I’ve noticed this dangerous jargon, and sometimes dangerous thought, that has come from liberal universities like Notre Dame and other places where our boys go off to study, rears its ugly head all around LCMS academia. The mushy “contextualization” jargon and thought of modern liturgiologists is what is behind the move toward contemporary worship and small group theory at Concordia St. Louis. I also heard in another of the excellent presentations here in Ft. Wayne, the dangerous inference that the “early church community” played a role in the formation of the Gospels. We also heard time and time again the phrase “the Jesus of faith and the Jesus of history.” Clearly the LCMS presenters hold that the Jesus of faith and the Jesus of history are one in the same. My beef is that our time and energy ought to be spent more on simply presenting the Gospel of Christ and Christ himself as found in the inspired and inerrant Word of God rather than casting nearly all of our efforts in the questions and false ideas of modern theology, for example, even suggesting that the Jesus of faith could be distinct from the Jesus of faith.

Let me clarify my concern with an example from the symposium. The exegetical presentations in the auditorium had an unnerving tone of details and minutia. Often the devil is in the details but we need theologians who can inspire us with broad and sweeping teachings where the minutia serve the Gospel and do not become the Gospel. At times it seemed as though the modern liberals have seduced us into asking so many questions about the historicity of the Bible to the point that the Scriptures become sterile objects of scientific study. In contrast to the annoying minutia approach of the main presentations, I found a different tone in a couple of minor papers presented in the smaller venues of the symposia. Pastors Wolfmueller and Fisk presented exegetical papers early on Wednesday morning. There are usually only a handful of attendees at these break-of-dawn presentations. It was standing room only for Wolfmueller and when it was Fisk’s turn we all had to move to a lecture auditorium because of the ectra twenty people waiting outside the room. We were not disappointed by either paper and to my point, they had a totally different tone than the papers in the main hall. Both Wolfmueller and Fisk fed us straightforward Biblical themes and led us through the Scriptures to support their point. Fisk and Wolfmueller would have no beef with the presenters in the main hall and the main hall presenters would have no beef with them.
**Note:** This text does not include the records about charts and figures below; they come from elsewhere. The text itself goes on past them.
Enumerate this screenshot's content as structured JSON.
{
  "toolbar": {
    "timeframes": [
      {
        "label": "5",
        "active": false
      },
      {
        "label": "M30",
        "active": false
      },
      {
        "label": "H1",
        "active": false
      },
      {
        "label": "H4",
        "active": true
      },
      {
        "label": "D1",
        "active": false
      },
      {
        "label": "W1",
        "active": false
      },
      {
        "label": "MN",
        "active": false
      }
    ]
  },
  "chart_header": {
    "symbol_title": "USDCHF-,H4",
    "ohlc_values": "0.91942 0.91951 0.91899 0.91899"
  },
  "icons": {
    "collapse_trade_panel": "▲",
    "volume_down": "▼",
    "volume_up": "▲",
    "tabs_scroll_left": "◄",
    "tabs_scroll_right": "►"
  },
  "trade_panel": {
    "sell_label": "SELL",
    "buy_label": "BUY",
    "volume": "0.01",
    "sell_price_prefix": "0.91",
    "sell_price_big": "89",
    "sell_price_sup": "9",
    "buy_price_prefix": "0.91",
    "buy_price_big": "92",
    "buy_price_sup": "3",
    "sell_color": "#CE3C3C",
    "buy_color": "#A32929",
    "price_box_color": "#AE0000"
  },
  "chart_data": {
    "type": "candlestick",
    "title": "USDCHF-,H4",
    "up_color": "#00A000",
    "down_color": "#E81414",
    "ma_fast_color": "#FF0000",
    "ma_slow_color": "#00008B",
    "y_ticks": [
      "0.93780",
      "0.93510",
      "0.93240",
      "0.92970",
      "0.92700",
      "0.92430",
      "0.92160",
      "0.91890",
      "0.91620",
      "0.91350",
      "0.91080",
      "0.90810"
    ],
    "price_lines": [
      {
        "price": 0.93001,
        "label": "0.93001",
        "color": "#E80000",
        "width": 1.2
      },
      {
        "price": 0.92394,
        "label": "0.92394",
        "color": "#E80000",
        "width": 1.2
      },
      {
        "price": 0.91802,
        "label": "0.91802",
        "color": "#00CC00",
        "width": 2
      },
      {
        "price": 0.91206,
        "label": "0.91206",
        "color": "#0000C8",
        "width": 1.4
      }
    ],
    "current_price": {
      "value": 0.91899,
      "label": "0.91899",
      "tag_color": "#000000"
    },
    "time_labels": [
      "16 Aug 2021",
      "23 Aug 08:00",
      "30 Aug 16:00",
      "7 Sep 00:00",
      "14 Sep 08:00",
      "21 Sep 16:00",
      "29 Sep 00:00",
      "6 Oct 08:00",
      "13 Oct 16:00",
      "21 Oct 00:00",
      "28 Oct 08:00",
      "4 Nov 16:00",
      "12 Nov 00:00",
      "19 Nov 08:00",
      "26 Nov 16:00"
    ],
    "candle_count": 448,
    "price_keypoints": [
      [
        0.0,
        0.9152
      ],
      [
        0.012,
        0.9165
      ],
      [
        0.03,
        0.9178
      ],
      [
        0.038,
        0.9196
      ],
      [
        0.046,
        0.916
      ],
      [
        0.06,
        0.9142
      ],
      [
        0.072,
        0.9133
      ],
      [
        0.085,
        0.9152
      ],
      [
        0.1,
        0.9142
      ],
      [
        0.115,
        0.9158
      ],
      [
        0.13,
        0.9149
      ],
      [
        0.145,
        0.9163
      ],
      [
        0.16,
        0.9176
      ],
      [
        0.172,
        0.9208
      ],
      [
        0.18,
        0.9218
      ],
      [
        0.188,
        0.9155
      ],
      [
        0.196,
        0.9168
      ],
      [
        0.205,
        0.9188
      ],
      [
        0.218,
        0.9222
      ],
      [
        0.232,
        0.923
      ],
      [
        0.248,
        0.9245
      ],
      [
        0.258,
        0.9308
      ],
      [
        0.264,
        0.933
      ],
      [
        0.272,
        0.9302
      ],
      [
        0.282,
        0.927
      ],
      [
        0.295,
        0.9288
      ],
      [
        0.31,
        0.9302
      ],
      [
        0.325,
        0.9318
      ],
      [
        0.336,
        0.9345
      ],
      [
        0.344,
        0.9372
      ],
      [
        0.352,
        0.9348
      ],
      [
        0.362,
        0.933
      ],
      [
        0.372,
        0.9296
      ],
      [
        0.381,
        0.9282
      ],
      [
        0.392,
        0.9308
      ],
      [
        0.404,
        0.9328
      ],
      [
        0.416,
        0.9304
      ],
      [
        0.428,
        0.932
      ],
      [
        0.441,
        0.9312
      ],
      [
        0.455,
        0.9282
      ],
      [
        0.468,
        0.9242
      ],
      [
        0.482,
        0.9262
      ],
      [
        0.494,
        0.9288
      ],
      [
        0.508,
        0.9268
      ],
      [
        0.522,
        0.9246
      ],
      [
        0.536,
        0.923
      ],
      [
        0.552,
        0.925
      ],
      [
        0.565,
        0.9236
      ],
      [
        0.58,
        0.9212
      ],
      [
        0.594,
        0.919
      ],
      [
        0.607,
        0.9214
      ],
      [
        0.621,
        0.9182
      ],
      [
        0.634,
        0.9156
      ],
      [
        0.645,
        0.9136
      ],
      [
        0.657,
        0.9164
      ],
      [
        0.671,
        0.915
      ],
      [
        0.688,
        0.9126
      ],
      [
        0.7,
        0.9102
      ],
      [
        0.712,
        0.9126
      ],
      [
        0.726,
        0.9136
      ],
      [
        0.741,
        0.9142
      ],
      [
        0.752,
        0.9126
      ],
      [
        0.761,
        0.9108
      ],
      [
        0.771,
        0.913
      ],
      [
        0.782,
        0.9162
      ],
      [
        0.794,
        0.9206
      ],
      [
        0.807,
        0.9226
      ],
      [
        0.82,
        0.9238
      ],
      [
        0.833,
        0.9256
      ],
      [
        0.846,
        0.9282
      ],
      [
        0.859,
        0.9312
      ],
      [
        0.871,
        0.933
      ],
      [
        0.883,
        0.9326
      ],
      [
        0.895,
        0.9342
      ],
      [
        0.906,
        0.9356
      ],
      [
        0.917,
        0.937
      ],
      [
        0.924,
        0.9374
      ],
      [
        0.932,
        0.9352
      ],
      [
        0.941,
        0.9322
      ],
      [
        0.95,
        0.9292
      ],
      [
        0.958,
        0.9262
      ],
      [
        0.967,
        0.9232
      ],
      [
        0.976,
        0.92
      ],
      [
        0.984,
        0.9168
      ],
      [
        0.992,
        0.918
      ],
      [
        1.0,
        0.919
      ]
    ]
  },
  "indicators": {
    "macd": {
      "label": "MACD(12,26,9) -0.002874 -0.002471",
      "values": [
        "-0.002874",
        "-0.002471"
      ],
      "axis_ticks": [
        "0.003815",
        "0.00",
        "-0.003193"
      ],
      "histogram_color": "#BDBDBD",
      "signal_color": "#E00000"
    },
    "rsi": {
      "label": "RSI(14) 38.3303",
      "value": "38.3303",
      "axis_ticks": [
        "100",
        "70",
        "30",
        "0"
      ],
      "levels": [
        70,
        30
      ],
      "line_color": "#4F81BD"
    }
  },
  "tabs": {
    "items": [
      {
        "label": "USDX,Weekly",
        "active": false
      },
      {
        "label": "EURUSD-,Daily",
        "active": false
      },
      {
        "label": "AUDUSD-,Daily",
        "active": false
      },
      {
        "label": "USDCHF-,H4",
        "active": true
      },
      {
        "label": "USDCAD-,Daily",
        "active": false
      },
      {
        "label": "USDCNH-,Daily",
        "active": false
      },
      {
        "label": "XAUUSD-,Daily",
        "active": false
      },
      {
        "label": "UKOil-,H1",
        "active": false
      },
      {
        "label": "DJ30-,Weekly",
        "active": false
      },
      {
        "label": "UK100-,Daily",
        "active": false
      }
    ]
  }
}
I am not pitting one against the other. I am simply asserting that I find over and over again in academic circles in the LCMS an overemphasis on the jargon and the questions of the modern liberal world that sterilize the Word of God.

I think the approach of Missouri academia from the first half of the last century was more healthy than the current tone and I am pleased that the young bucks may be moving back to that jargon and thus taking a step forward.

The golden age of Missouri certainly had its faults. One of the presenters in the main hall rightly criticized the main stay golden age Bible commentaries of Lenski as having scant reference to the sacraments. The golden age was not always golden. I see the young theologians having the new and great respect for the sacraments but also using a throw-back, common sense approach to teaching the faith with simple language.

I am all for academic study. ( have a masters of divinity, a masters of arts in philosophy, and a doctorate of ministry.) What I am opposed to is letting the modern liberal set the agenda for us. Let us make the study of the liberal agenda an important secondary matter and spend our time forming pastors by the Scriptures, the Confessions and the works of Luther. That is the point of the fine new curriculum changes at Fort Wayne but in my estimation, that right spirit has not yet come to predominate in the exegetical symposium.